И вот увидел Камлаев-старший, как богомольные бабы по окончании службы делают подношения попу, не только медные монеты, но и аккуратно свернутые ассигнации; отдают без принуждения, без сожаления, а, напротив, с какой-то просветленной радостью, с сознанием исполненного долга и как бы даже в предвкушении обещанного им спасения. Да на такие деньги можно целую корову купить!
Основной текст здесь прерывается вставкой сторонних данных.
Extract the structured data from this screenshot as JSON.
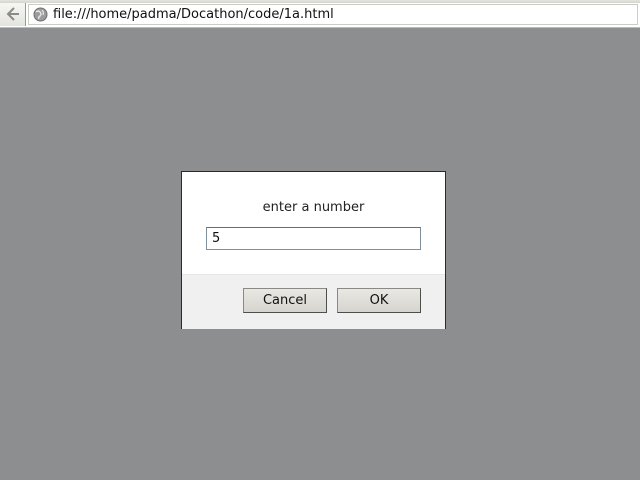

И решил Камлаев-старший, что это очень здорово и прибыльно – заделаться попом, раз попам дают столько денег и желтый говяжий мосол, должно быть, неизменно плавает у попов в наваристых щах. Он объявил о своем внезапно проснувшемся устремлении матери, но та наругала его, разъяснив, что помышлять подобное грех и что попы не для себя живут, не для себя самих деньги собирают, а для иной, небесной задачи (а для какой именно – не нашего скудного ума дело).
– А потом церковь нашу разрушили, – продолжал отец. – Помню, старые бабы все крестились и говорили, что конец света близко и что в Москве антихрист засел, который велит все божьи храмы изничтожать. На крест, что на куполе, веревку накинули, и долой, всю утварь и иконы вынесли, а помещение под склад отдали. Что-то мне, Матвей, совсем, худо. Все нутро жжет. Ой, Матвейка, Матвейка… – И отец принимался бормотать все одно и то же, как будто заглушая этим беспрестанным повторением ту боль, что горела у него внутри.
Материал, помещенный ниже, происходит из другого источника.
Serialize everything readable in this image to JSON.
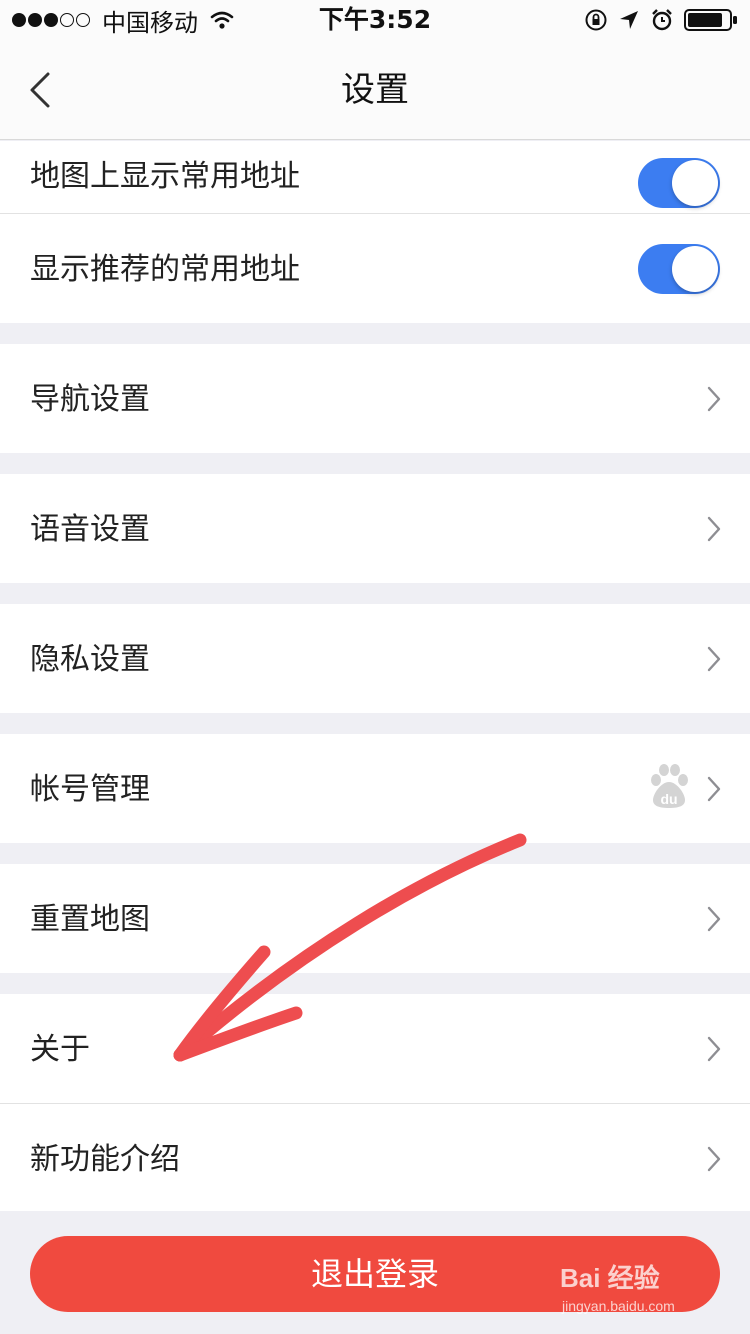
{
  "status_bar": {
    "carrier": "中国移动",
    "time": "下午3:52"
  },
  "nav": {
    "title": "设置",
    "back_icon": "chevron-left-icon"
  },
  "settings": {
    "toggles": [
      {
        "label": "地图上显示常用地址",
        "on": true
      },
      {
        "label": "显示推荐的常用地址",
        "on": true
      }
    ],
    "items": [
      {
        "label": "导航设置"
      },
      {
        "label": "语音设置"
      },
      {
        "label": "隐私设置"
      },
      {
        "label": "帐号管理",
        "icon": "baidu-paw-icon"
      },
      {
        "label": "重置地图"
      },
      {
        "label": "关于"
      },
      {
        "label": "新功能介绍"
      }
    ]
  },
  "logout_label": "退出登录",
  "watermark": {
    "brand": "Bai 经验",
    "url": "jingyan.baidu.com"
  },
  "colors": {
    "accent_blue": "#3c7df1",
    "logout_red": "#f04a3f",
    "arrow_red": "#ee4d4f",
    "background": "#efeff4"
  }
}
Рассказы его с каждой ночью становились все бессвязнее. Да уже и не рассказы это были.
– Ты где, Матвейка?
– Да здесь я, рядом сижу.
– Где рядом? Не вижу.
– Да вот же, здесь.
– А зачем вы меня вместе с кроватью в коридор вынесли?
– Да в какой коридор? Ты что?
– Ну, я же сейчас в коридоре лежу.
– Окстись, почему в коридоре? В своей комнате, как и всегда. Ты что же, не видишь?
– Ну, ладно, хорошо, коли так. На грудь мне что-то надавило. Это кто мне на грудь арматуру водрузил? Арматуру на грудь, всю грудь раздавила. Слушай, ты сними ее. Сними арматуру, Матвей.
– Да какую же арматуру? У тебя на груди нет ничего.
– Ну, так руки мои с груди убери.
– Да они же не на груди.
– А где же они?
– Они лежат себе спокойно вдоль тела.
– Ну, чего ты врешь? На груди они лежат и давят, как арматура. И очки на носу. Зачем мне очки? Я что, читать собираюсь? Сними очки сейчас же. И руки убери.
Камлаев привставал на стуле и снимал с отцовской переносицы несуществующие, воображаемые очки. Затем он крепко стискивал отцовскую кисть и спрашивал:
– Чувствуешь? Вот она, твоя рука, и она лежит вот здесь, вдоль тела. Чувствуешь?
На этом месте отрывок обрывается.